PICAYUNE —
I was a delegate to a national convention in a big city not long ago, an organization that has become very close to my heart in the 20 years I have been involved with it. One of the pleasures of a national (or, really, international!) convention of like-minded people is the joy of seeing the guys from South Africa or the musical Aussies or our own personal Peach from Jaw-Juh, or the elderly former nukie-boat Sub Skipper from New England, or the Pickers from Indiana, California, and Arkansas who came to play behind Uncle Bob, or all the friends we’ve made in two decades of prison ministry.
This year, it was different.
The summer before I had missed because of a strange exotic illness that if I told you about it, I’d have to kill you. The summer before that it was pretty normal, as I remember, so this change apparently happened in the past two years.
Of course, these conventions are ostensibly to conduct the business of the organization, as well as see what other folks in other states or countries do that might work well in Mississippi. We have hour-or-so-long seminars or committee meetings, and if you are one of the real High Muckety-Mucks, you have Bored meetings to go to. These are always scheduled with frequent half-hours breaks, and this is when the visiting gets done: when Ronan from VA and I get cups of coffee and settle into a corner for the inevitable “How’s yo’ Mama an’ ‘nem?” sessions, ending with a prayer for each other; when Other Bob from the Midwest looks down from his height and declares how much better off the world would be without short people; when Big John T compares his latest Road Kill Recipes with me, then takes me around to let me pronounce one-syllable “Mis’ippi” for people who never have really “appreciated a REAL Southern Drawl.”
At mealtimes we also visit, as well, although someone invariably demands an acapella rendition of Delta native Jimmy Phillips’ “Fried Chicken Song” by a Delta native delegate. These type conversations made the conventions worthwhile – yours or mine!
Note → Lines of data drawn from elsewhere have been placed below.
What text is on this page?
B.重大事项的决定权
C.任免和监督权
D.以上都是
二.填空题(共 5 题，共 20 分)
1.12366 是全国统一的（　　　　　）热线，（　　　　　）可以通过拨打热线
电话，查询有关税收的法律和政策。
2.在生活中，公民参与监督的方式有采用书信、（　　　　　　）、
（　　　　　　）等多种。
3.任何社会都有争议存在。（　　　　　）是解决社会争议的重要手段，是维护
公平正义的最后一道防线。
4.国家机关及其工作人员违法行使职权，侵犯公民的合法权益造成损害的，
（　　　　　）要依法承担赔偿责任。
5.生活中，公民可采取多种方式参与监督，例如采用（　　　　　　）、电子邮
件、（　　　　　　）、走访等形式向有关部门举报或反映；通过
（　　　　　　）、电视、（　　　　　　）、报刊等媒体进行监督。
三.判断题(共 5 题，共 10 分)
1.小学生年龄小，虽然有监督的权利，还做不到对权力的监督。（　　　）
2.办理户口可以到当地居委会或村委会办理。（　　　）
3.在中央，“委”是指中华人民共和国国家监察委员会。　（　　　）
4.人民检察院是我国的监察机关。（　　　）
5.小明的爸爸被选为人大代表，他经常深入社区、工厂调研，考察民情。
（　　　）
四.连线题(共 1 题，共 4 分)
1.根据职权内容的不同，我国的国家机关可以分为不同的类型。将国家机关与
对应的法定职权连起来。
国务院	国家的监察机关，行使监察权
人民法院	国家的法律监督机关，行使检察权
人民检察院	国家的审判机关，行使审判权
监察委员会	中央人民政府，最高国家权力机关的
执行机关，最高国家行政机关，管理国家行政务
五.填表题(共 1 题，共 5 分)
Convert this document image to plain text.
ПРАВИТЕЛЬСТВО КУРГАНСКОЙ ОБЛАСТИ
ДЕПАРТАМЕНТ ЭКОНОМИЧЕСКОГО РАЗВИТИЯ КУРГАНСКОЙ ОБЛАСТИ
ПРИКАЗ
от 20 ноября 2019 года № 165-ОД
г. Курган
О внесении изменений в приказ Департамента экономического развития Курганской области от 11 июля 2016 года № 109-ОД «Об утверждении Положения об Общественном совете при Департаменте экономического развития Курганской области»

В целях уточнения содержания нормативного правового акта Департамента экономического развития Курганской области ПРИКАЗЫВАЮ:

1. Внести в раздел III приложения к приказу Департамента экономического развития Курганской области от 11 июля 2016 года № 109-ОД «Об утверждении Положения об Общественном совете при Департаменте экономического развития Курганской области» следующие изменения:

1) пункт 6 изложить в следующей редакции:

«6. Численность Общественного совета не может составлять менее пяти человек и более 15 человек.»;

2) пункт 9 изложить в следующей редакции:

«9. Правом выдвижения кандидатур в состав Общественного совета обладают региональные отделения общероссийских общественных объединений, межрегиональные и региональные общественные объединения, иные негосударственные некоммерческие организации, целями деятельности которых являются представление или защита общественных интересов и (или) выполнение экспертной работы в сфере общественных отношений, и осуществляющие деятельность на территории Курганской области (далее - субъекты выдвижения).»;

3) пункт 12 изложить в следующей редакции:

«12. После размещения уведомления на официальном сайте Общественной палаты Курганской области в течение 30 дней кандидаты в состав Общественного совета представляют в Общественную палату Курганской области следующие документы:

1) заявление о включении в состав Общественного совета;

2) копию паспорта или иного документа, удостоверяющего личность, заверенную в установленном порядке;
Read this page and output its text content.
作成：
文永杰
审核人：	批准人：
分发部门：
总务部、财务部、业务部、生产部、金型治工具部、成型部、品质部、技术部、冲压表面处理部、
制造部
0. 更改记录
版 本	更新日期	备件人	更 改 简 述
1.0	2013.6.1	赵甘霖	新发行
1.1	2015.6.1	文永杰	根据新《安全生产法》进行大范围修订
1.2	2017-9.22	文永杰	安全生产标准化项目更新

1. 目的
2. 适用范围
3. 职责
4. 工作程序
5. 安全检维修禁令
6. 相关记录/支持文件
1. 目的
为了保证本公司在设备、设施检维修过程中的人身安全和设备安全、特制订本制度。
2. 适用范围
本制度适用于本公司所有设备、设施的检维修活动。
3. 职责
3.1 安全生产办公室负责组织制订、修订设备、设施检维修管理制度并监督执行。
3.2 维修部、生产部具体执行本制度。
After only the first couple of breaks on the first day, I noticed that there was almost none of these type get-togethers: as soon as the break was announced, almost everyone pulled out a cell phone and dialed someone somewhere else!
Betsy and I went to a wonderful Broadway play at the Bologna Center in Cleveland not that long ago, and I finally got mad and ordered the young man next to me to take his cell phone and go somewhere else, because he was disturbing the pleasure of everyone around him, even though he’d covered his head and phone up with his coat to try to muffle the beeps and flashes (my first order).
There was a movie advertised just a couple of weeks ago with Clint Eastwood, called “Trouble with the Curve.” Baseball and Clint was a combination not to be missed, so Betsy and I went to see it, and enjoyed it – except for one thing: the row of teenage girls right in front of us all had their cell phones in their laps doing something with them that produced beeps and burps and flashes.
I’ve dined in restaurants where the loud cell phone conversations of nearby diners made it almost impossible to carry on our own table talk in normal tones.
On a visit to Washington DC, we spread out a JungleLunch under a shade tree on the mall, and noticed quickly that almost all other nearby people were using their lunch hours to 1) jog or walk, 2) while talking on a cell phone!
I’ve even noticed hunters on cell phones in dove fields!
My own cell phone is just that: a small portable phone upon which one can call folks, or get calls from folks – none of this fancy stuff. I am aware that some versions of those things will enable one to go to the Internet, book tickets to Tibet, reload the dishwasher at home, or spy on a foreign country. But is there a limit?
Have we programmed out being humans, interacting with other humans?
Oh, well: as my five-year-old Grandboy says: “Grow up, Grunk!”